Who Said it Was a Bad Idea to Play with Your Food?
An ingenious team of undergraduates didn’t think it was a bad idea. Chris Babcock ’07, David Borrelli ’09, Dan Fink ’09, and Eric Weissmann ’10 submitted UR Biodiesel as an idea for Rochester’s Charles and Janet Forbes Entrepreneurial Competition back in fall 2006. Their business plan proposed a way to save the University money by converting waste vegetable oil from River Campus dining centers, which were paying to have the waste product removed, into biodiesel to power buses. Earning a second-place win, and garnering encouragement from the judges, the team decided to put their plan into action.
The idea has blossomed into a fully functioning lab that produces about 30 gallons of biodiesel each week. The biodiesel is blended with diesel, at a ratio of 80 percent diesel, 20 percent biodiesel. In addition to being used in the campus shuttle, two University contractors, AEY and P&J construction companies, use biodiesel in on-site equipment such as backhoes.
How is biodiesel made?
Waste vegetable oil is transported from dining locations to holding tanks. From there the oil is prefiltered, then pumped into a water heater that warms it while mixing in methanol and potassium hydroxide. Next the liquid travels to 3 more tanks for additional cleaning and drying. Once the mixture is dry – voila – the biodiesel is ready. It take about 3 days to process a batch.
This project includes a significant academic component. Ben Ebenhack, senior lecturer in the chemical engineering department and the project’s faculty advisor, allows students to run experiments in his lab to test the science behind the biodiesel processor. Students who do work in the lab also can receive course credit through an independent study.
But what about the bus?
The UR Biodiesel bus began operation on Earth Day, April 22nd, 2009. It runs primarily on the Green Line (pun intended) that transports students to local shopping centers. The bus also occasionally subs in on the other bus lines.
After years of hard work and success, recognition of this project has expanded beyond our local community. On March 2, UR Biodiesel was given the Excellence in Innovations for Sustainability Award by the Association of College Unions International (ACUI).
According to the ACUI, the award recognizes a member of the association that has done the most to solve “environmental challenges by using innovative and environmentally sustainable practices or creative partnerships.” The ACUI looks for a project that has a “significant or novel sustainability advantage” and the “potential to deliver major benefits to the community.”

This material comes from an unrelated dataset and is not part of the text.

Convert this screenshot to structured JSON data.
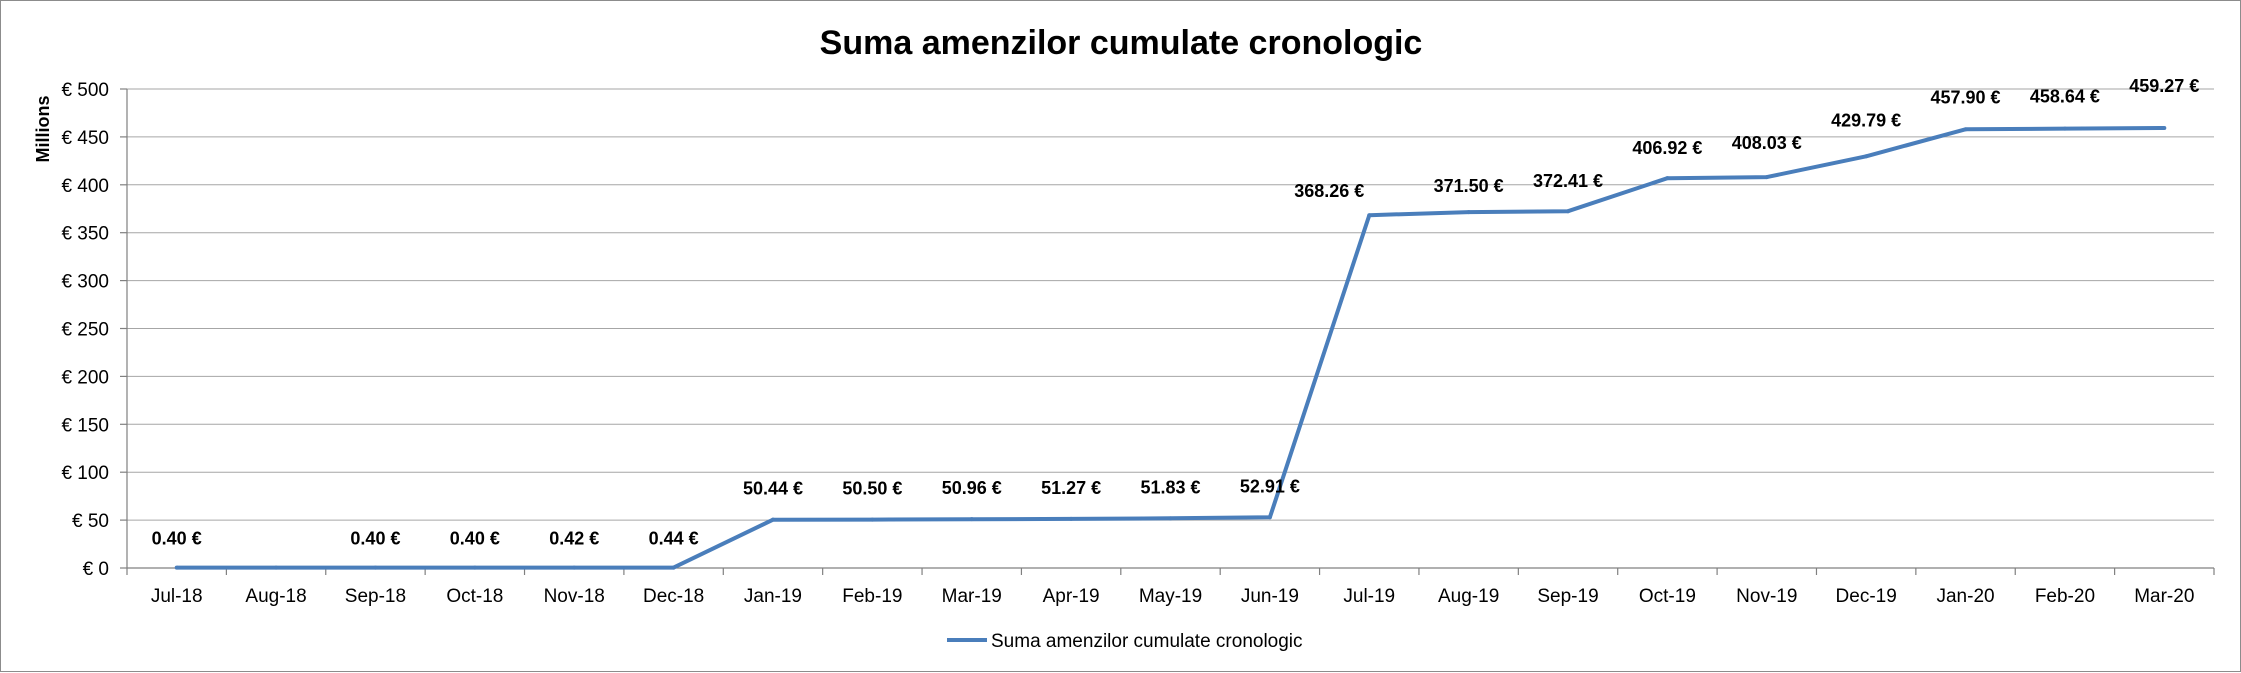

UR Biodiesel depends on support from administrative units, including Dining Services, River Campus Facilities, Parking and Transportation Services, and the Hajim School of Engineering and Applied Sciences. With the last of the 4 founding members graduating this year, the continued leadership of UR Biodiesel will be dependent on student groups like Engineers for a Sustainable World and students like you.